No Asian bank 'clawed back' compensation in 2011, says survey

But globally, 3% of organisations reclaimed the payments but have yet to receive the pay back.

According to a new survey data issued by Mercer, 14% of global banking organizations have ‘clawed back’ compensation payments made to employees while a further 3% of organisations have reclaimed the payments but have yet to receive the pay back. This recent data comes from Mercer’s Financial Services Executive Compensation Snapshot Survey which looks at compensation structures in 63 global financial services companies, including banks and insurance firms.

Clawbacks, where paid-out compensation is reclaimed based on financial restatement, gross negligence or other malfeasance, are a common feature in bank compensation structures today.

“There are a variety of reasons why actual clawbacks of payments already made are limited – often the concept conflicts with local labour laws so actually recouping the funds can be difficult,” said Vicki Elliott, Global Financial Services Human Capital Leader at Mercer. “Clawbacks are relatively new phenomena in compensation programs so it will take some time for them to bed down. A small number of clawbacks doesn’t signify that the sector is ignoring lessons from the financial crisis but does raise legitimate questions about whether companies will actually seek pay-back of compensation paid.”

Ms Elliott also pointed to numerous cases where top executives have succumbed to political and public pressure and “volunteered” to forego bonus payments awarded to them by their Boards as a sign of increased responsiveness in the sector.
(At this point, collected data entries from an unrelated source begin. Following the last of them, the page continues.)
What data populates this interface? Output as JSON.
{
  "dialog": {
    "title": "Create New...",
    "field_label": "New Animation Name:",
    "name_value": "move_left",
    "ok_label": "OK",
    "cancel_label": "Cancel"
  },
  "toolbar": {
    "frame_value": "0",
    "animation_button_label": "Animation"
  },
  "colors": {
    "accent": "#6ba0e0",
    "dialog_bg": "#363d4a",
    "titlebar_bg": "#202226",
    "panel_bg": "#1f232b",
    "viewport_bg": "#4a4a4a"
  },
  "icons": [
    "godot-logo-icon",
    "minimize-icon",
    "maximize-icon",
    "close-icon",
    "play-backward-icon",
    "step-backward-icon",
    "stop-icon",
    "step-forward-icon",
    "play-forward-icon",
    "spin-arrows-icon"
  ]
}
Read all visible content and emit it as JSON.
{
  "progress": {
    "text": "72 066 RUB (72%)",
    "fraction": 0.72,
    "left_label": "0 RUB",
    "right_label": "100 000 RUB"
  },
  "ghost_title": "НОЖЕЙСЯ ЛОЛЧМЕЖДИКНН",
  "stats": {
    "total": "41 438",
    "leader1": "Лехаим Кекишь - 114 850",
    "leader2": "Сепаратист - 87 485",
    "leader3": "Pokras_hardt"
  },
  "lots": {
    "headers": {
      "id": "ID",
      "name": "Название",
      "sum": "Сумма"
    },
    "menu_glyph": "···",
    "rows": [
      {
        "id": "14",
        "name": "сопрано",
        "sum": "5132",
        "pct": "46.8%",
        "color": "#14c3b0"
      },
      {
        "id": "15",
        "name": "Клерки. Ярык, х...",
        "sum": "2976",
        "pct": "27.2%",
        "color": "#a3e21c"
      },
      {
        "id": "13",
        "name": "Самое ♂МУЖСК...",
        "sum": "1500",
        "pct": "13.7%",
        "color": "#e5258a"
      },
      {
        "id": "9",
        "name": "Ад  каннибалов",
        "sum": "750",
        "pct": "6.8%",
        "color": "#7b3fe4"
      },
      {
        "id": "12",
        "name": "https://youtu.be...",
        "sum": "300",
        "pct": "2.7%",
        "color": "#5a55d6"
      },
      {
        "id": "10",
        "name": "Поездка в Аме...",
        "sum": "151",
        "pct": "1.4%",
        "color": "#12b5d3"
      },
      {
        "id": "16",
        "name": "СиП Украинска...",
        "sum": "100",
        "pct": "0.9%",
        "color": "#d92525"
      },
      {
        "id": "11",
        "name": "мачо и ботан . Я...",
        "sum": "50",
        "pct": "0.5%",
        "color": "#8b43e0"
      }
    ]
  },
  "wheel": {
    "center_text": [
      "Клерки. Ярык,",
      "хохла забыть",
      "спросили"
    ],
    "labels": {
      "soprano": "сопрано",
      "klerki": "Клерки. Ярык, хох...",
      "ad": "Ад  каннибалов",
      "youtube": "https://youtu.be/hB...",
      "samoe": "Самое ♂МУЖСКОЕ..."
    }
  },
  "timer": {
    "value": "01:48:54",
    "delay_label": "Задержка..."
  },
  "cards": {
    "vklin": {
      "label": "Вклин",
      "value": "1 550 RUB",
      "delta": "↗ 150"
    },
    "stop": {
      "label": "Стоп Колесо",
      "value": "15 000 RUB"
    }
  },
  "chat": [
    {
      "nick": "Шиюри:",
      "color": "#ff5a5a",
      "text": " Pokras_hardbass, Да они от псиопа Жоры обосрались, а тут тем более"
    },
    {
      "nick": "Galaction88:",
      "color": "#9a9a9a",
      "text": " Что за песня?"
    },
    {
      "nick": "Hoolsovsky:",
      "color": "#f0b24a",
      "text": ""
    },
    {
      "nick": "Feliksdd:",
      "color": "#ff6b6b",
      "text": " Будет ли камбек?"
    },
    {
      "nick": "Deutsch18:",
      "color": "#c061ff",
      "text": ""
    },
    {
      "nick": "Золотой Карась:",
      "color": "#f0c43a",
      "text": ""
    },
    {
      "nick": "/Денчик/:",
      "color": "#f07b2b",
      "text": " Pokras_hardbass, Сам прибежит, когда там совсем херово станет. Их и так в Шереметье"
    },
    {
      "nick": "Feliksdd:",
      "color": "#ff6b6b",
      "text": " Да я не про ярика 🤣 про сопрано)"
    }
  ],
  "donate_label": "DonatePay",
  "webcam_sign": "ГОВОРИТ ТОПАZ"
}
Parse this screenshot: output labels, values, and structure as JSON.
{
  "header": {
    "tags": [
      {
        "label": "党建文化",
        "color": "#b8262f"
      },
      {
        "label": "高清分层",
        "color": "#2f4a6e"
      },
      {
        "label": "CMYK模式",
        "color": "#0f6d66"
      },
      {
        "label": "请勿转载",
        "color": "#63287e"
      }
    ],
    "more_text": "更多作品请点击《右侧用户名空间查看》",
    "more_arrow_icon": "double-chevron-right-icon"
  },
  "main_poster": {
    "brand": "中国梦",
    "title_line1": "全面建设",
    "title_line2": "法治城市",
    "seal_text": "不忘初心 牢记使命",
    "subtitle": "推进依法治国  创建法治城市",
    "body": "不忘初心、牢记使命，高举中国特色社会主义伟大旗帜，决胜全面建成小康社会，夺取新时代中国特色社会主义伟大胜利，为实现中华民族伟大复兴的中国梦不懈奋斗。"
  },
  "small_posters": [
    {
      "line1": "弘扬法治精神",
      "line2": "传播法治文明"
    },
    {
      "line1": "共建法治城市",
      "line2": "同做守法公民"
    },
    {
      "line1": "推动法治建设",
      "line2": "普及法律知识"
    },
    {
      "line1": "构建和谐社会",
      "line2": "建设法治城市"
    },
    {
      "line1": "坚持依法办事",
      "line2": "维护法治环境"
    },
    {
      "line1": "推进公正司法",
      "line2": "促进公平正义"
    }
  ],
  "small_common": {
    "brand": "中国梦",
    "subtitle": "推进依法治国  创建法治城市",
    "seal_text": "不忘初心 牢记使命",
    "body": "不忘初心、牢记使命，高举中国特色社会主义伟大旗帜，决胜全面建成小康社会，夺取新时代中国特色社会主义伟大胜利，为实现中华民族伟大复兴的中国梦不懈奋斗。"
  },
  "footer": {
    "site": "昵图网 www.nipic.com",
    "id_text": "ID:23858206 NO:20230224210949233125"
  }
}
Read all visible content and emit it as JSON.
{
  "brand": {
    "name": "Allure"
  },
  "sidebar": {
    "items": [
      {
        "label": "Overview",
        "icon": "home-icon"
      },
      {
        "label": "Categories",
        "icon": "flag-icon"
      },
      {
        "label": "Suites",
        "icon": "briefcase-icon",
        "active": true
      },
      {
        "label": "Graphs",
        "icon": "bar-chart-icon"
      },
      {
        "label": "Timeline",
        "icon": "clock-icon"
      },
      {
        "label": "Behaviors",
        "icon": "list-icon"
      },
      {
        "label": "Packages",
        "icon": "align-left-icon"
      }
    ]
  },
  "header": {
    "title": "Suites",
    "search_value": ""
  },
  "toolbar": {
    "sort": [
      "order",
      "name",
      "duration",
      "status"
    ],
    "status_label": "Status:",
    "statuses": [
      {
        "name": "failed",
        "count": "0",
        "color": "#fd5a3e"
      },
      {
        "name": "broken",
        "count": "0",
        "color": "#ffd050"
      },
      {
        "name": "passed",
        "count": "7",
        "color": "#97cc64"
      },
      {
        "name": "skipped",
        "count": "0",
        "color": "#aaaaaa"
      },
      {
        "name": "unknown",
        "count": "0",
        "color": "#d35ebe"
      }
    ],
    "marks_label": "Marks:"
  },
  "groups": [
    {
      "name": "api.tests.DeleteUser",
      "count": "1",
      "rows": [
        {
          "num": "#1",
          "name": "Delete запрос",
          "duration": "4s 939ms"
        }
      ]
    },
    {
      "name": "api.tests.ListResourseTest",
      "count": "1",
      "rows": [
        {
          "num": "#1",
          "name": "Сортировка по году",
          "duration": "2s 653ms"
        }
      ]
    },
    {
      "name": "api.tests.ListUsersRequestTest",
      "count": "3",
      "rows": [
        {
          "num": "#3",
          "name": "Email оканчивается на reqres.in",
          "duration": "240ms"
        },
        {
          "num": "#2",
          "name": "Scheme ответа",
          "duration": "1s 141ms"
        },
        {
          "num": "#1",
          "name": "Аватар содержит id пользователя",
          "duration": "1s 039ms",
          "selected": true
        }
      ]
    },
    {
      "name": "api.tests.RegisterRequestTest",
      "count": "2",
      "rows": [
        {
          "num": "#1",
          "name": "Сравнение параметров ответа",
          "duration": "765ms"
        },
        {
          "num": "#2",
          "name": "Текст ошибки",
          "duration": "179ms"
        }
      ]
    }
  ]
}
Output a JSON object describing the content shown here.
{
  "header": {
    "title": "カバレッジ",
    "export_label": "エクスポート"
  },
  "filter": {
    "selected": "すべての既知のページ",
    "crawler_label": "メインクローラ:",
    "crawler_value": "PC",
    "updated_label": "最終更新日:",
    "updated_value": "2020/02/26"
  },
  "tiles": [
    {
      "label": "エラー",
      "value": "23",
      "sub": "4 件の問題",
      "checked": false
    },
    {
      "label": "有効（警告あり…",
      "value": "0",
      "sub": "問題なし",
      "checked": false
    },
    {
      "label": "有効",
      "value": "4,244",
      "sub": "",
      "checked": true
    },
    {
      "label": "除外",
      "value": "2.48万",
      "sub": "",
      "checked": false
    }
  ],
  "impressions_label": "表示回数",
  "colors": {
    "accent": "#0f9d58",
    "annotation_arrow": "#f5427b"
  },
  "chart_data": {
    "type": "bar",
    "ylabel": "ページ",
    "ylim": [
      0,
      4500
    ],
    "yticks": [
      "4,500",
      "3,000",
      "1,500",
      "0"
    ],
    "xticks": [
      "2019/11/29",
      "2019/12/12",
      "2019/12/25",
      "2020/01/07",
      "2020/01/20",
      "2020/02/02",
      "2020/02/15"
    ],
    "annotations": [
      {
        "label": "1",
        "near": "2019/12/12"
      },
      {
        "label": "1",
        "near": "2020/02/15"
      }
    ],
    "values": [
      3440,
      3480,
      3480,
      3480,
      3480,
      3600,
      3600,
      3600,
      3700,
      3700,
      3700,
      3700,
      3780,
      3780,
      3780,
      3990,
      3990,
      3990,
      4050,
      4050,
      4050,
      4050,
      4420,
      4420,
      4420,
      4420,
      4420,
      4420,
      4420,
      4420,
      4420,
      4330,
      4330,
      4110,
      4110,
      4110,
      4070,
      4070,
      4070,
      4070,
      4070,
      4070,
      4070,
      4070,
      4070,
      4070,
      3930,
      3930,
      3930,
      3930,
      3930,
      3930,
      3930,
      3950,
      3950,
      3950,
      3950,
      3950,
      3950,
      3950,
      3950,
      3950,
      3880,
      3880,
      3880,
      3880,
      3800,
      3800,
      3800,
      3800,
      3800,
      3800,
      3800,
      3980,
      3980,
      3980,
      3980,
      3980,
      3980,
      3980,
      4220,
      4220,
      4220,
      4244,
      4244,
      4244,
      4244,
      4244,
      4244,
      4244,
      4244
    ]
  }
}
“It is worth remembering that the majority of banks have also introduced “malus conditions” on deferred compensation,” she added. “This can result in reduced, or no payouts, of deferred monies.

Typically, a clawback is triggered by criteria on an individual level with the most prevalent criteria to trigger a clawback being a breach of code of conduct (73%), and individual non-compliance, breach of authority level or ethical violations (63%).

From an Asian perspective, Dr. Hans Kothuis, Mercer’s Asia Pacific Rewards Leader, commented, “in spite of an increasingly global regulatory environment, significant differences remain between jurisdictions with some countries beginning to adopt their own regulations. We continue to observe different approaches to remuneration between global, regional and local financial institutions operating in Asia. Therefore, many international institutions are finding it progressively more difficult to stay competitive in this environment.”

Although none of the survey participants in Asia actually clawed back compensation in 2011, many are undertaking a review towards an enhancement of their claw back policies, including a better articulation of its rationale.

In terms of deferrals, Dr. Kothuis observes that while international banks tend to apply deferrals to all employees, regional and local banks in Asia are more likely to limit deferrals to senior management, key personnel and senior control staff. Another difference he has noticed is that Asian regional banks tend to apply a basic “home-country” framework, and then superimpose an “overlay” – if required – based on local regulations and market practice in overseas jurisdictions.